5月24日に発売された『天使のブラ スリムライン』。脇をしっかり押さえてボディラインをすっきりと整え、「天使のブラ」シリーズの中で最もスリムなシルエットを叶える。

スペシャリストが集まって仕事することは
難しくもあり最大の面白さでもある

 

川原:戸所さんがお仕事していて、一番嬉しいのはどんな時ですか?やはり売上が伸びた時ですか?
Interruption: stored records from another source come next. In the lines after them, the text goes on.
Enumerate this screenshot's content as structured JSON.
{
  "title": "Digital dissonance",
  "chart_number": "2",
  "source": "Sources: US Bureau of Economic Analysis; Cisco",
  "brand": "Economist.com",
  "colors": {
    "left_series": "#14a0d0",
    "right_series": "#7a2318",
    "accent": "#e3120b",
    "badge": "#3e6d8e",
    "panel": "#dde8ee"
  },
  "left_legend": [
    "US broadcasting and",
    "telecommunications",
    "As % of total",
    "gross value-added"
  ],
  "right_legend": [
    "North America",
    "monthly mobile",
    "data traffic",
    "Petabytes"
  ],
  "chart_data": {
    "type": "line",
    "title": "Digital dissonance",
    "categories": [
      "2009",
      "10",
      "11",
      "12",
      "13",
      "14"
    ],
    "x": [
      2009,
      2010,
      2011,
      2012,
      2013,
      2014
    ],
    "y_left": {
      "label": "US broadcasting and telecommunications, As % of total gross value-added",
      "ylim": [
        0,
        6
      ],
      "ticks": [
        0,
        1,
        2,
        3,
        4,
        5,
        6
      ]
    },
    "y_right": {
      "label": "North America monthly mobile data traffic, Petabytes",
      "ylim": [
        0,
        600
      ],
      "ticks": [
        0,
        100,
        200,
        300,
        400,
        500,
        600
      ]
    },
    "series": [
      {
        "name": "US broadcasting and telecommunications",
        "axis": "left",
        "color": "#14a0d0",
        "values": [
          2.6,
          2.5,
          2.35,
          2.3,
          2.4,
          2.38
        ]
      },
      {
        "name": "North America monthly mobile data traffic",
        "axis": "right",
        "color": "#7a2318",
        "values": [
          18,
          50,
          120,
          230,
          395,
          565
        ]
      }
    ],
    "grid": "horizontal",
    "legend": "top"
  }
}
戸所:先ほどお話したように、品質試験を繰り返すなど苦労した末、万全の体制を整えて売り出した商品に、お客様が共感してくださった時ですね。リピーターになってくださった時も、もちろん嬉しいです。売上は、結果として付いてくるものですから。

川原:逆に一番苦しいのは、どんな時ですか?

戸所:やはり商品を世に出す時です。やりたい商品、品質、価格すべてのバランスを考えて作るそのプレッシャーは何年経っても変わりません。もちろん、開発するにも予算がありますし、その課程は納期とのせめぎ合い。いい物を作りたいからと、永遠に時間をかけられるわけではありません。どこで折り合いをつけるかは、本当に難しいところです。

川原:本社を含め、チームで仕事することの難しさはないですか?

戸所:もちろん難しさはありますが、逆にそれが面白さです。デザイン、素材、パータンメーキング、フィッテイング……それぞれのスペシャリストが集り、みんなでひとつのものを作り上げるのは、とてもプロフェッショナルなプロセスだし、それをチームで成し遂げるのがトリンプです。

川原:これからランジェリーの仕事をしたいと思っている方にアドバイスをお願いします。

戸所:生活すべてにおける経験が血となり肉となる、私はそう思います。私自身、大学時代は昆虫病理学というランジェリーやファッションとはかけ離れたことを勉強していましたが、今、物性やクレームの原因を探るときに、その考え方が大いに役立っています。何が物づくりに役立つかは、本当にわからないし、すべて本人次第です。

川原:長い時間、ありがとうございました。

 

インタビューを終えて…

数々のブランドの物づくりの責任者としてチームを率い、マスコミの前に立ち、ジャパン社の代表として国際会議にも出席する戸所さん。大きな会社の責任ある役職であるのに、その佇まいはいつもしなやかかつ爽やかで、私はずっとファンです。下着という素肌に着けるものであるがゆえの新しい資材や仕様に挑戦するプレッシャーは、ある程度想像はしていたのですが、実際に話を聞いたら、それははるか想像以上でした。

話にもあったように、これまで、トリンプ・インターナショナルの中でも独自の路線を歩んできたジャパン社ですが、ここ最近は一気に本社との連携を深めています。今後の動向にも戸所さんの手腕にも、より一層注目が集まりそうです。